To get an idea, how the transformation of a concrete into an abstract syntax
tree works with DHParser, let's have look into the specification of the
AST-transformation in the script LyrikCompiler_example.py
:
Lyrik_AST_transformation_table = {
# AST Transformations for the Lyrik-grammar
"<": flatten,
"Dokument": [],
"gedicht": [],
"bibliographisches": [],
"autor": [],
"name": [collapse],
"werk": [],
"werktitel": [collapse],
"untertitel": [],
"ort": [],
"ortsname": [collapse],
"jahr": [],
"verknüpfung": [],
"serie": [reduce_single_child],
"titel": [collapse],
"text": [],
"strophe": [],
"vers": [reduce_single_child],
"zeile": [collapse],
"T": [],
"WORT": [],
"NAME": [],
"ZW": [],
"L": [],
"LEERRAUM": [],
"LEERZEILE": [],
"*": replace_by_single_child
}
With DHParser AST-transformations are specified in a declarative style by specifying the names and possibly parameters of the transformation-rules that are to be applied to each tag. (It is possible to add custom rules, if the stock set of transformation rules does not suffice.) This keeps the specification of the AST-transformation simple and concise. At the same time, we avoid adding hints for the AST-transformation in the grammar specification, which would render the grammar less readable.
The rule "collapse" for example replaces the children of a node by their concatenated
content. Persons used to XML can think of a node as a tag and of the children as child-tags
enclosed by this tag.
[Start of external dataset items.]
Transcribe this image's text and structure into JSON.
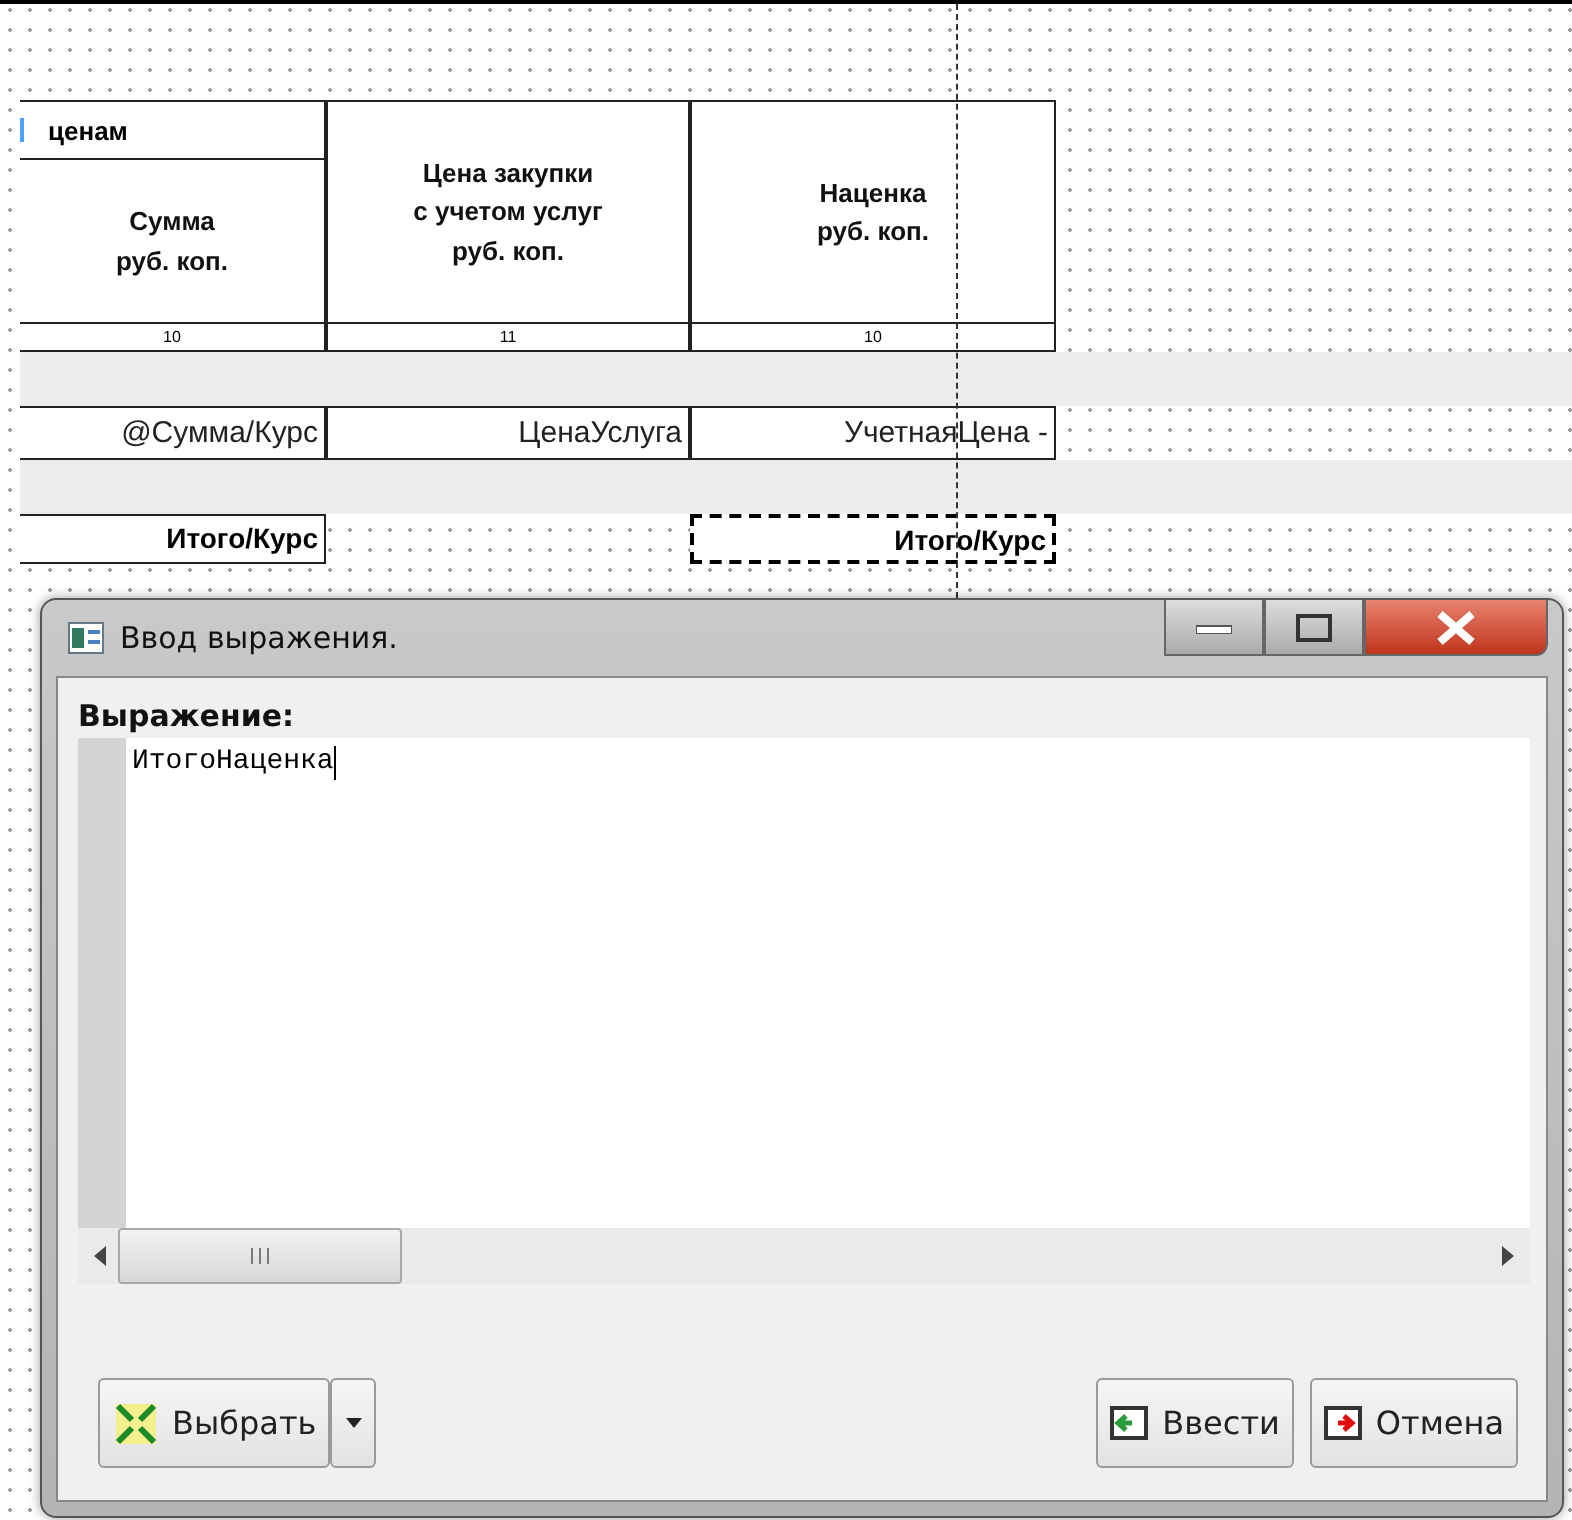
{
  "report": {
    "group_header": "ценам",
    "columns": [
      {
        "heading_lines": [
          "Сумма",
          "руб. коп."
        ],
        "number": "10",
        "detail": "@Сумма/Курс",
        "total": "Итого/Курс",
        "total_selected": false
      },
      {
        "heading_lines": [
          "Цена закупки",
          "с учетом услуг",
          "руб. коп."
        ],
        "number": "11",
        "detail": "ЦенаУслуга"
      },
      {
        "heading_lines": [
          "Наценка",
          "руб. коп."
        ],
        "number": "10",
        "detail": "УчетнаяЦена -",
        "total": "Итого/Курс",
        "total_selected": true
      }
    ]
  },
  "dialog": {
    "title": "Ввод выражения.",
    "label": "Выражение:",
    "expression": "ИтогоНаценка",
    "buttons": [
      {
        "kind": "split",
        "label": "Выбрать"
      },
      {
        "kind": "ok",
        "label": "Ввести"
      },
      {
        "kind": "cancel",
        "label": "Отмена"
      }
    ]
  }
}
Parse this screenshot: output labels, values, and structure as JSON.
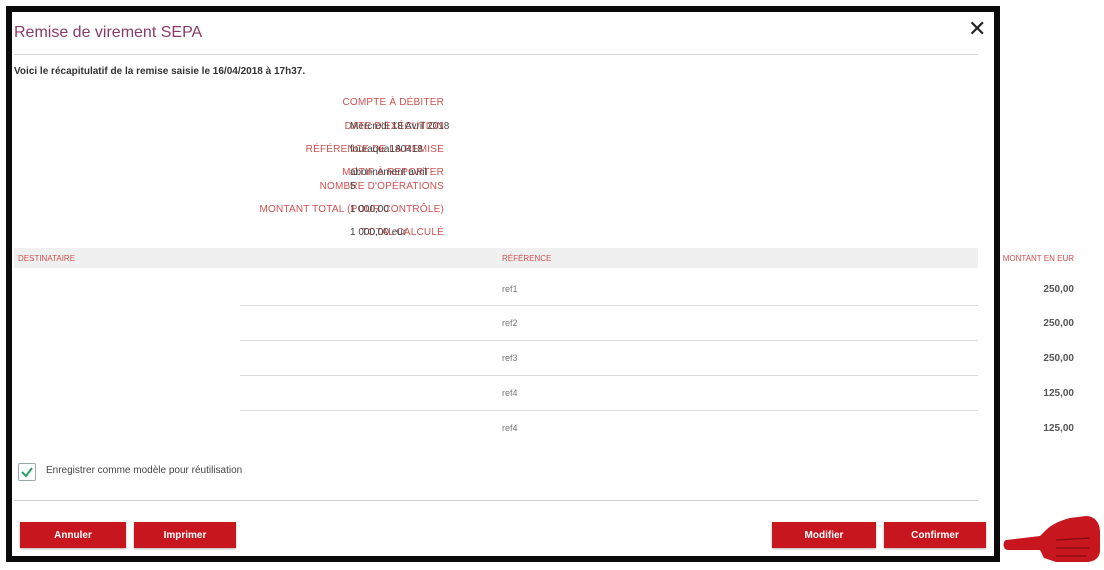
{
  "dialog": {
    "title": "Remise de virement SEPA",
    "close_symbol": "✕",
    "summary": "Voici le récapitulatif de la remise saisie le 16/04/2018 à 17h37."
  },
  "details": [
    {
      "label": "COMPTE À DÉBITER",
      "value": ""
    },
    {
      "label": "DATE D'EXÉCUTION",
      "value": "Mercredi 18 Avril 2018"
    },
    {
      "label": "RÉFÉRENCE DE LA REMISE",
      "value": "fouraqua180418"
    },
    {
      "label": "MOTIF À REPORTER",
      "value": "abonnement avril"
    },
    {
      "label": "NOMBRE D'OPÉRATIONS",
      "value": "5"
    },
    {
      "label": "MONTANT TOTAL (POUR CONTRÔLE)",
      "value": "1 000,00"
    },
    {
      "label": "TOTAL CALCULÉ",
      "value": "1 000,00 eur"
    }
  ],
  "table": {
    "headers": {
      "recipient": "DESTINATAIRE",
      "reference": "RÉFÉRENCE",
      "amount": "MONTANT EN EUR"
    },
    "rows": [
      {
        "recipient": "",
        "reference": "ref1",
        "amount": "250,00"
      },
      {
        "recipient": "",
        "reference": "ref2",
        "amount": "250,00"
      },
      {
        "recipient": "",
        "reference": "ref3",
        "amount": "250,00"
      },
      {
        "recipient": "",
        "reference": "ref4",
        "amount": "125,00"
      },
      {
        "recipient": "",
        "reference": "ref4",
        "amount": "125,00"
      }
    ]
  },
  "save_template": {
    "label": "Enregistrer comme modèle pour réutilisation",
    "checked": true
  },
  "buttons": {
    "cancel": "Annuler",
    "print": "Imprimer",
    "modify": "Modifier",
    "confirm": "Confirmer"
  },
  "colors": {
    "accent": "#c8161e",
    "label": "#d05050",
    "title": "#8a3a6a",
    "check": "#2e9e6a"
  },
  "icons": {
    "close": "close-icon",
    "check": "checkmark-icon",
    "pointer": "pointing-hand-icon"
  }
}
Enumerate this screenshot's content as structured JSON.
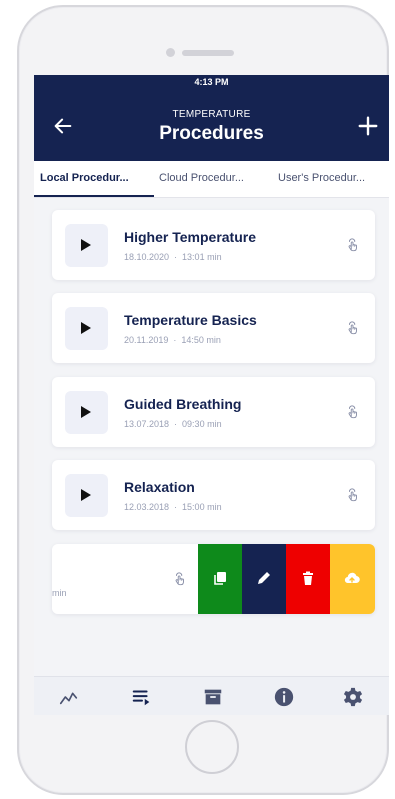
{
  "status_bar": {
    "time": "4:13 PM"
  },
  "header": {
    "overline": "TEMPERATURE",
    "title": "Procedures"
  },
  "tabs": [
    {
      "label": "Local Procedur...",
      "active": true
    },
    {
      "label": "Cloud Procedur...",
      "active": false
    },
    {
      "label": "User's Procedur...",
      "active": false
    }
  ],
  "procedures": [
    {
      "title": "Higher Temperature",
      "date": "18.10.2020",
      "duration": "13:01 min"
    },
    {
      "title": "Temperature Basics",
      "date": "20.11.2019",
      "duration": "14:50 min"
    },
    {
      "title": "Guided Breathing",
      "date": "13.07.2018",
      "duration": "09:30 min"
    },
    {
      "title": "Relaxation",
      "date": "12.03.2018",
      "duration": "15:00 min"
    }
  ],
  "swiped_item": {
    "meta_fragment": "min"
  },
  "swipe_actions": {
    "copy_color": "#0e8a1b",
    "edit_color": "#152351",
    "delete_color": "#ee0000",
    "upload_color": "#ffc42b"
  },
  "bottom_nav": [
    "chart-icon",
    "playlist-icon",
    "archive-icon",
    "info-icon",
    "gear-icon"
  ],
  "colors": {
    "primary": "#152351",
    "background": "#f3f4f7"
  }
}
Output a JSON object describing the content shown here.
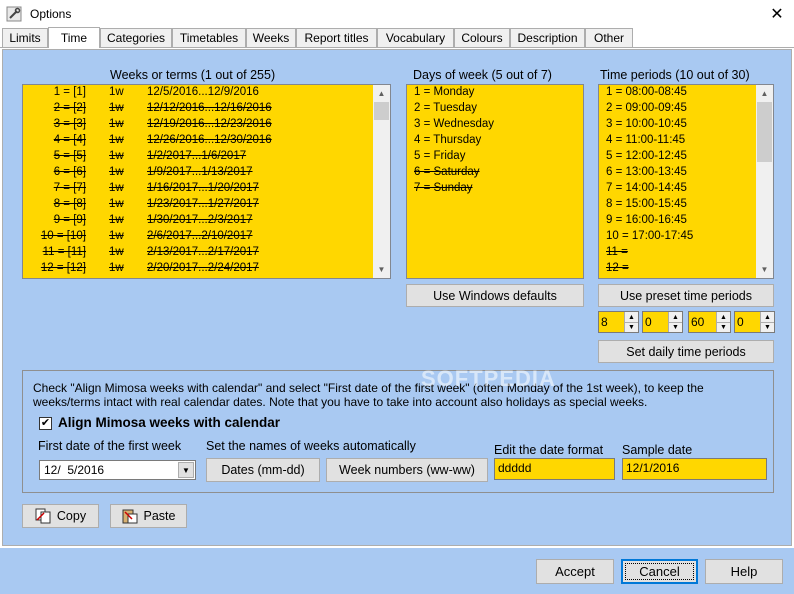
{
  "window": {
    "title": "Options",
    "close_glyph": "✕"
  },
  "tabs": [
    "Limits",
    "Time",
    "Categories",
    "Timetables",
    "Weeks",
    "Report titles",
    "Vocabulary",
    "Colours",
    "Description",
    "Other"
  ],
  "weeks": {
    "header": "Weeks or terms (1 out of 255)",
    "rows": [
      {
        "num": "1 = [1]",
        "len": "1w",
        "dates": "12/5/2016...12/9/2016",
        "disabled": false
      },
      {
        "num": "2 = [2]",
        "len": "1w",
        "dates": "12/12/2016...12/16/2016",
        "disabled": true
      },
      {
        "num": "3 = [3]",
        "len": "1w",
        "dates": "12/19/2016...12/23/2016",
        "disabled": true
      },
      {
        "num": "4 = [4]",
        "len": "1w",
        "dates": "12/26/2016...12/30/2016",
        "disabled": true
      },
      {
        "num": "5 = [5]",
        "len": "1w",
        "dates": "1/2/2017...1/6/2017",
        "disabled": true
      },
      {
        "num": "6 = [6]",
        "len": "1w",
        "dates": "1/9/2017...1/13/2017",
        "disabled": true
      },
      {
        "num": "7 = [7]",
        "len": "1w",
        "dates": "1/16/2017...1/20/2017",
        "disabled": true
      },
      {
        "num": "8 = [8]",
        "len": "1w",
        "dates": "1/23/2017...1/27/2017",
        "disabled": true
      },
      {
        "num": "9 = [9]",
        "len": "1w",
        "dates": "1/30/2017...2/3/2017",
        "disabled": true
      },
      {
        "num": "10 = [10]",
        "len": "1w",
        "dates": "2/6/2017...2/10/2017",
        "disabled": true
      },
      {
        "num": "11 = [11]",
        "len": "1w",
        "dates": "2/13/2017...2/17/2017",
        "disabled": true
      },
      {
        "num": "12 = [12]",
        "len": "1w",
        "dates": "2/20/2017...2/24/2017",
        "disabled": true
      }
    ]
  },
  "days": {
    "header": "Days of week (5 out of 7)",
    "rows": [
      {
        "text": "1 = Monday",
        "disabled": false
      },
      {
        "text": "2 = Tuesday",
        "disabled": false
      },
      {
        "text": "3 = Wednesday",
        "disabled": false
      },
      {
        "text": "4 = Thursday",
        "disabled": false
      },
      {
        "text": "5 = Friday",
        "disabled": false
      },
      {
        "text": "6 = Saturday",
        "disabled": true
      },
      {
        "text": "7 = Sunday",
        "disabled": true
      }
    ],
    "button": "Use Windows defaults"
  },
  "periods": {
    "header": "Time periods (10 out of 30)",
    "rows": [
      {
        "text": "1 = 08:00-08:45",
        "disabled": false
      },
      {
        "text": "2 = 09:00-09:45",
        "disabled": false
      },
      {
        "text": "3 = 10:00-10:45",
        "disabled": false
      },
      {
        "text": "4 = 11:00-11:45",
        "disabled": false
      },
      {
        "text": "5 = 12:00-12:45",
        "disabled": false
      },
      {
        "text": "6 = 13:00-13:45",
        "disabled": false
      },
      {
        "text": "7 = 14:00-14:45",
        "disabled": false
      },
      {
        "text": "8 = 15:00-15:45",
        "disabled": false
      },
      {
        "text": "9 = 16:00-16:45",
        "disabled": false
      },
      {
        "text": "10 = 17:00-17:45",
        "disabled": false
      },
      {
        "text": "11 =",
        "disabled": true
      },
      {
        "text": "12 =",
        "disabled": true
      }
    ],
    "preset_button": "Use preset time periods",
    "spinners": [
      "8",
      "0",
      "60",
      "0"
    ],
    "daily_button": "Set daily time periods"
  },
  "calendar": {
    "instructions": "Check \"Align Mimosa weeks with calendar\" and select  \"First date of the first week\" (often Monday of the 1st week), to keep the weeks/terms intact with real calendar dates. Note that you have to take into account also holidays as special weeks.",
    "checkbox_label": "Align Mimosa weeks with calendar",
    "checked": true,
    "first_date_label": "First date of the first week",
    "first_date_value": "12/  5/2016",
    "set_names_label": "Set the names of weeks automatically",
    "dates_button": "Dates (mm-dd)",
    "weeknum_button": "Week numbers (ww-ww)",
    "format_label": "Edit the date format",
    "format_value": "ddddd",
    "sample_label": "Sample date",
    "sample_value": "12/1/2016"
  },
  "clipboard": {
    "copy": "Copy",
    "paste": "Paste"
  },
  "footer": {
    "accept": "Accept",
    "cancel": "Cancel",
    "help": "Help"
  },
  "watermark": "SOFTPEDIA"
}
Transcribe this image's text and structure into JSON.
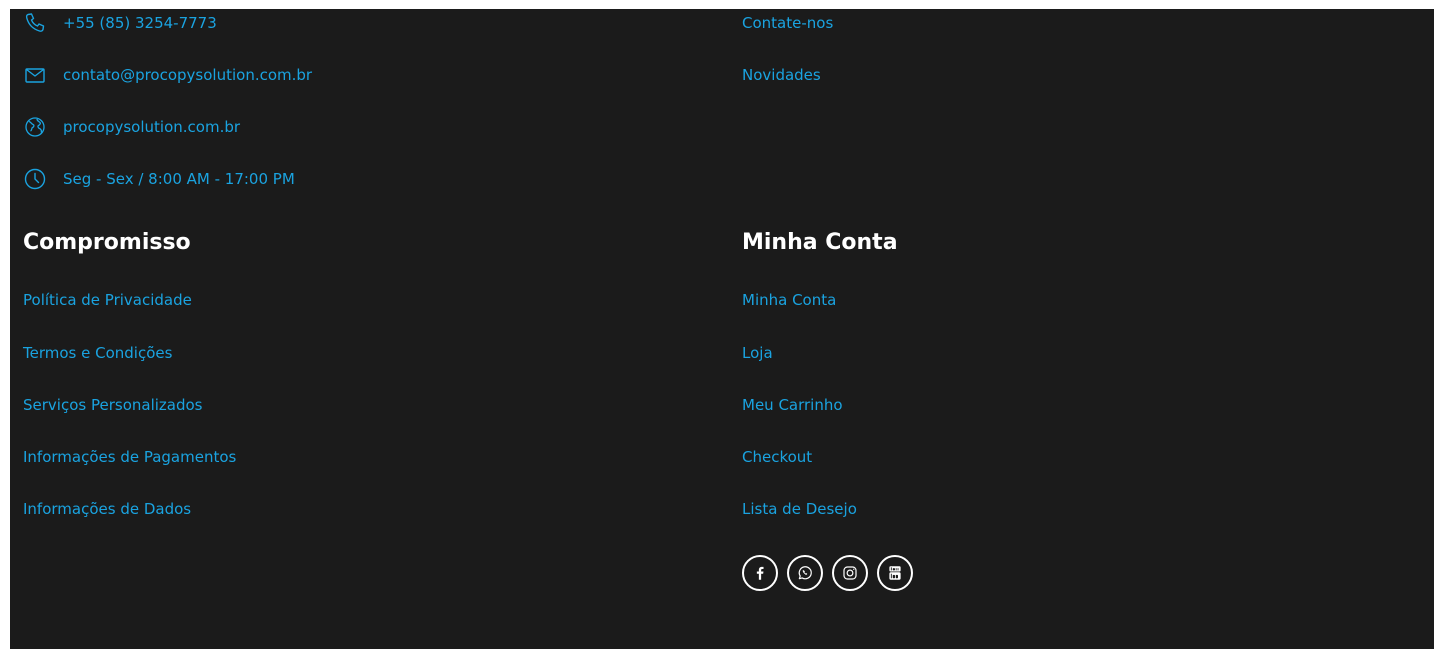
{
  "contact": {
    "phone": {
      "icon": "phone-icon",
      "text": "+55 (85) 3254-7773"
    },
    "email": {
      "icon": "mail-icon",
      "text": "contato@procopysolution.com.br"
    },
    "website": {
      "icon": "globe-icon",
      "text": "procopysolution.com.br"
    },
    "hours": {
      "icon": "clock-icon",
      "text": "Seg - Sex / 8:00 AM - 17:00 PM"
    }
  },
  "top_right_links": [
    "Contate-nos",
    "Novidades"
  ],
  "compromisso": {
    "title": "Compromisso",
    "links": [
      "Política de Privacidade",
      "Termos e Condições",
      "Serviços Personalizados",
      "Informações de Pagamentos",
      "Informações de Dados"
    ]
  },
  "minha_conta": {
    "title": "Minha Conta",
    "links": [
      "Minha Conta",
      "Loja",
      "Meu Carrinho",
      "Checkout",
      "Lista de Desejo"
    ]
  },
  "socials": [
    "facebook-icon",
    "whatsapp-icon",
    "instagram-icon",
    "youtube-icon"
  ],
  "colors": {
    "background": "#1b1b1b",
    "link": "#1aa3e0",
    "heading": "#ffffff"
  }
}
The tree structures, DHParser works produces, however, are more
restricted than those of XML: There exists no mixed content, which means that a tag
contains either child-tags or text but not both at the same time. Thus, where in XML it
is possible to write <text>It's a <emph>beautiful</empth> day today!</text>
, in DHParser
this would internally be represented as:
<text><plain>It's a </plain><emph>beautiful</emph><plain> day today!</plain></text>
DHParser supports the transformation of its internal restricted tree-representation to and from standard-XML as an import and export-feature, however. So it can be used to work seamlessly with other XML-tools, just as it can be connected seamlessly to tools that process s-expressions like lisp- or scheme-interpreters.
This should suffice to get a first idea of how DHParser works. There is a detailed step-by-step guide in the documentation-directory of the DHParser-Package that takes you through all the steps needed for setting up a new DHParser-project.